How we eat is changing
If Covid is changing what we eat, it’s also changing how we eat. The hospitality industry has now mostly begun to open up once again.
It’s been bolstered by the government’s Eat Out to Help Out discount scheme (taken up by over 72,000 restaurants), but also by technology turning the dine-in experience into one as touch-free as possible.
Out go paper menus, in come QR codes. The barcode-esqe squares have been around since the 90s but now they’re having a real moment, stuck on pub walls and taped to tables, directing restaurant-goers to online menus, booking pages or fill-out forms for contact-tracing, reducing staff interaction and bar-gathering crowds in pubs and restaurants. Other establishments have switched entirely to table service with ordering over an app at your table now the norm.
Other innovations are forging new habits. At Thorneybank Farm Shop in Aberdeenshire self-service vending machines, dispensing the likes of cake, fresh fruit and whole chickens, are proving a hit with shoppers keen to use the uber-hygienic system where the goods are neatly tucked away in refrigerated units behind secure glass doors.
In the US they’ve even started to pay with their face. Californian company PopID is rolling out a system based on facial recognition at local restaurants.
Customers sign up on their phone, take a selfie and add cash to their Pop Pay account. When it’s time to pay, they look into the camera of a tablet and the cashier verifies the transaction and takes the money.
Automation could add further distance. Robot baristas and micro-cafes include Crown Coffee in Singapore, US companies Briggo and Truebird and Russia’s Monty Cafe and Fibbee. Their proposition is simple: a hot cappuccino served fast.
Recommended eating
Spurs footballer Eric Dier has joined forces with a new recommendation app called Spotlas. Functioning like a social network, the app allows users to share tips on top spots to eat.
Getting recommendations from people you know and trust is the perfect security blanket for those vulnerable to the virus.
Meanwhile, in Ireland, a cloud-based GPS app is helping hospitality businesses get on top of social distancing rules.
Ordee allows publicans and cafe owners to monitor how many people are on their premises and also gives other users a real-time update of space available at nearby eateries.

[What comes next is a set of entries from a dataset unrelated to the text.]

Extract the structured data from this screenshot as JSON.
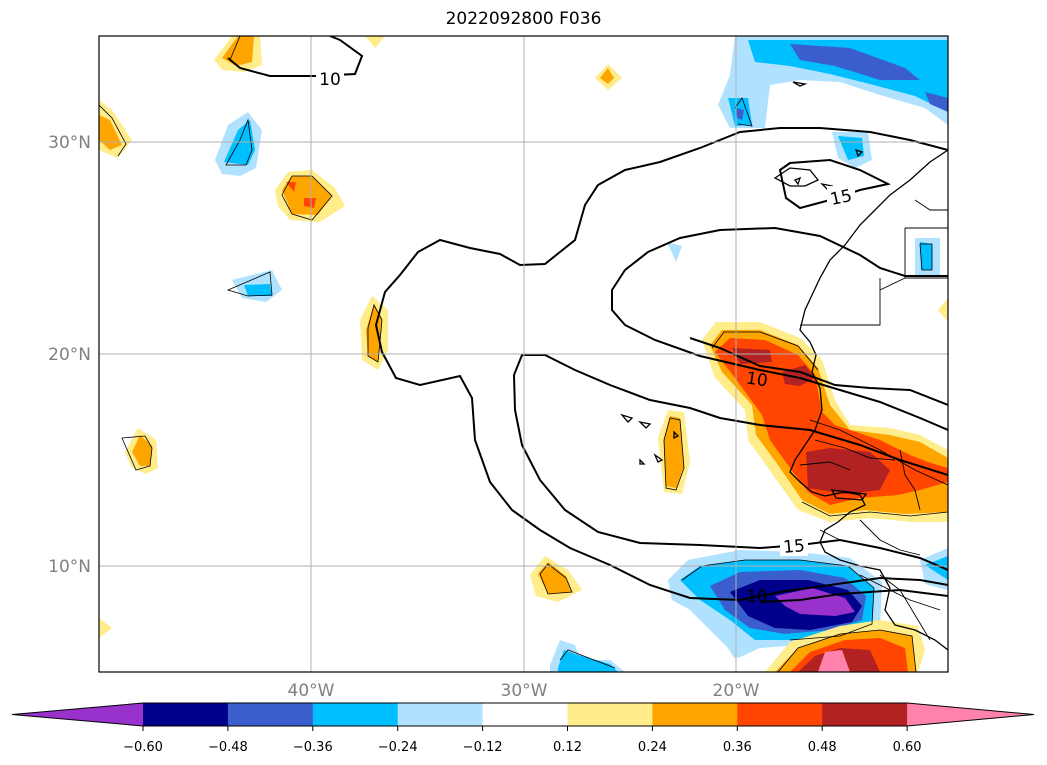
{
  "title": "2022092800 F036",
  "lat_labels": [
    "30°N",
    "20°N",
    "10°N"
  ],
  "lon_labels": [
    "40°W",
    "30°W",
    "20°W"
  ],
  "contour_labels": [
    "10",
    "15",
    "10",
    "15",
    "10"
  ],
  "colorbar": {
    "ticks": [
      "−0.60",
      "−0.48",
      "−0.36",
      "−0.24",
      "−0.12",
      "0.12",
      "0.24",
      "0.36",
      "0.48",
      "0.60"
    ],
    "colors": [
      "#9932cc",
      "#00008b",
      "#3a5fcd",
      "#00bfff",
      "#b0e2ff",
      "#ffffff",
      "#ffec8b",
      "#ffa500",
      "#ff4500",
      "#b22222",
      "#ff82ab"
    ]
  },
  "colors": {
    "light_blue": "#b0e2ff",
    "sky_blue": "#00bfff",
    "royal_blue": "#3a5fcd",
    "navy": "#00008b",
    "purple": "#9932cc",
    "light_yellow": "#ffec8b",
    "orange": "#ffa500",
    "red_orange": "#ff4500",
    "dark_red": "#b22222",
    "pink": "#ff82ab",
    "grid": "#b0b0b0"
  }
}
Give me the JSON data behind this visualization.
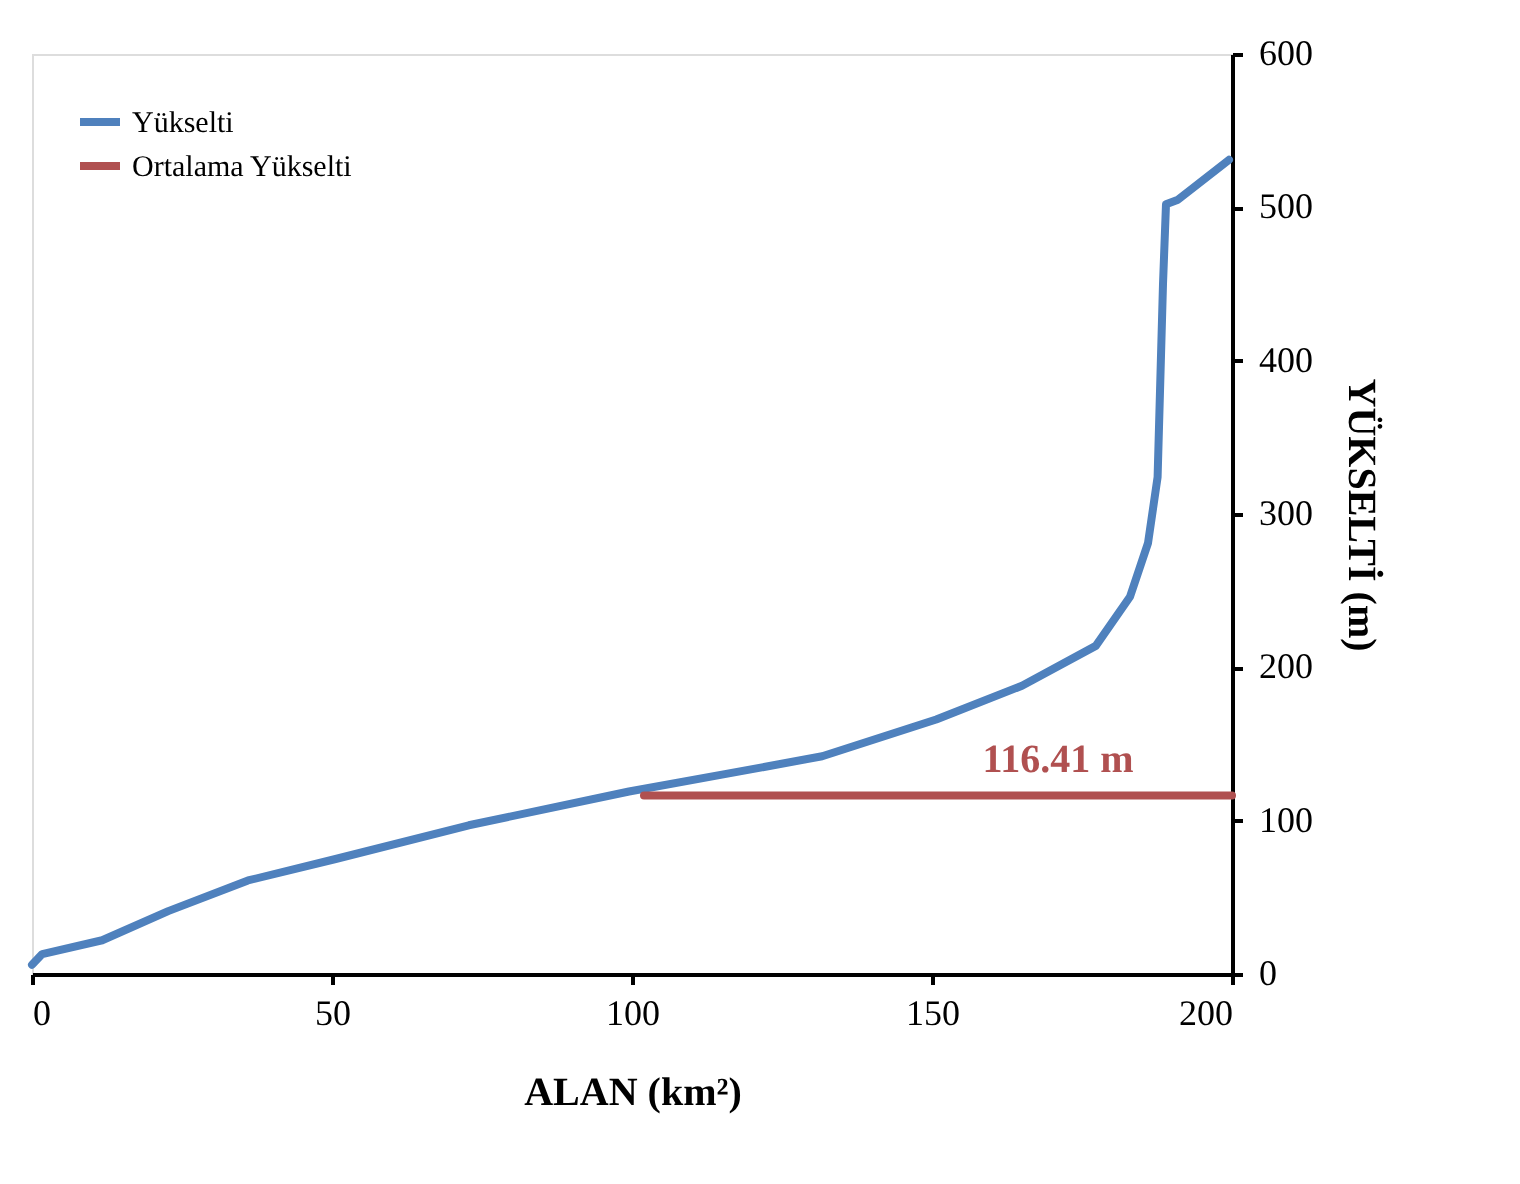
{
  "chart_data": {
    "type": "line",
    "xlabel": "ALAN (km²)",
    "ylabel": "YÜKSELTİ (m)",
    "series": [
      {
        "name": "Yükselti",
        "color": "#4f81bd",
        "x": [
          0,
          1.7,
          11.7,
          22.7,
          36,
          50.6,
          72.8,
          99.5,
          115,
          131.7,
          150.7,
          165,
          177.3,
          183,
          186,
          187.6,
          188,
          188.5,
          189,
          191,
          199.5
        ],
        "values": [
          6,
          13,
          22,
          41,
          61,
          75,
          97,
          119,
          130,
          142,
          166,
          188,
          214,
          246,
          281,
          324,
          380,
          450,
          502,
          505,
          531
        ]
      },
      {
        "name": "Ortalama Yükselti",
        "color": "#b05050",
        "x": [
          102,
          200
        ],
        "values": [
          116.41,
          116.41
        ]
      }
    ],
    "annotations": [
      {
        "text": "116.41 m",
        "x": 171,
        "y": 116.41
      }
    ],
    "xlim": [
      0,
      200
    ],
    "xticks": [
      0,
      50,
      100,
      150,
      200
    ],
    "ylim": [
      0,
      600
    ],
    "yticks": [
      0,
      100,
      200,
      300,
      400,
      500,
      600
    ],
    "grid": false,
    "legend": "top left",
    "line_style": "solid",
    "marker": "none"
  }
}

Other technologies take things to the extreme. In New York, the Brooklyn Dumpling Shop asks restaurant goers to step through a thermo-scanner and UVC sanitation light.
Coined the Zero Human Interaction (ZHI) restaurant experience, if your temperature exceeds 99.7 degrees, you won’t be allowed in. Strict perhaps. The future? We’ll have to wait and see.
The future of food shopping
Drone delivery
From medical supplies to fresh food, the aerial capability of drones is increasingly enticing to delivery companies. With the news that Amazon has received approval from the US government to deliver packages by drones — and successful trials by Uber Eats and Just Eat — you can expect regulatory restrictions to lift in more countries, opening the way for large-scale adoption.
Smart shopping carts
Amazon opened its first Fresh store in Los Angeles last month. Boasting click and collect and an Echo in every aisle, the supermarket also features a smart shopping trolley. The Dash Cart combines a computer vision algorithm and sensors to identify items placed in the trolley with customers logged into an Amazon account automatically paying as they exit the store.
Bug menu
Small-scale insect farms have arrived in the UK. Horizon Edible Insects in west London produces mealworms and crickets selling to Mexican restaurants. The insect livestock are fed on cast-off fruit and vegetables, placed in a fridge to encourage hibernation, before being ‘slaughtered’ in the freezer. Once ground down to a fine powder, insects can add a punch of protein to porridge or bread.
Going vertical
Boosting crop yield in limited, often urban, spaces, vertical farming could be the future of feeding the masses. The brand Infarm recently partnered with M&S to bring a wide selection of herbs in store, from baby pak choi to mini mountain coriander. The hyper-local model produces herbs actually grown in the shop, offering the freshest possible ingredients while also being very environmentally friendly.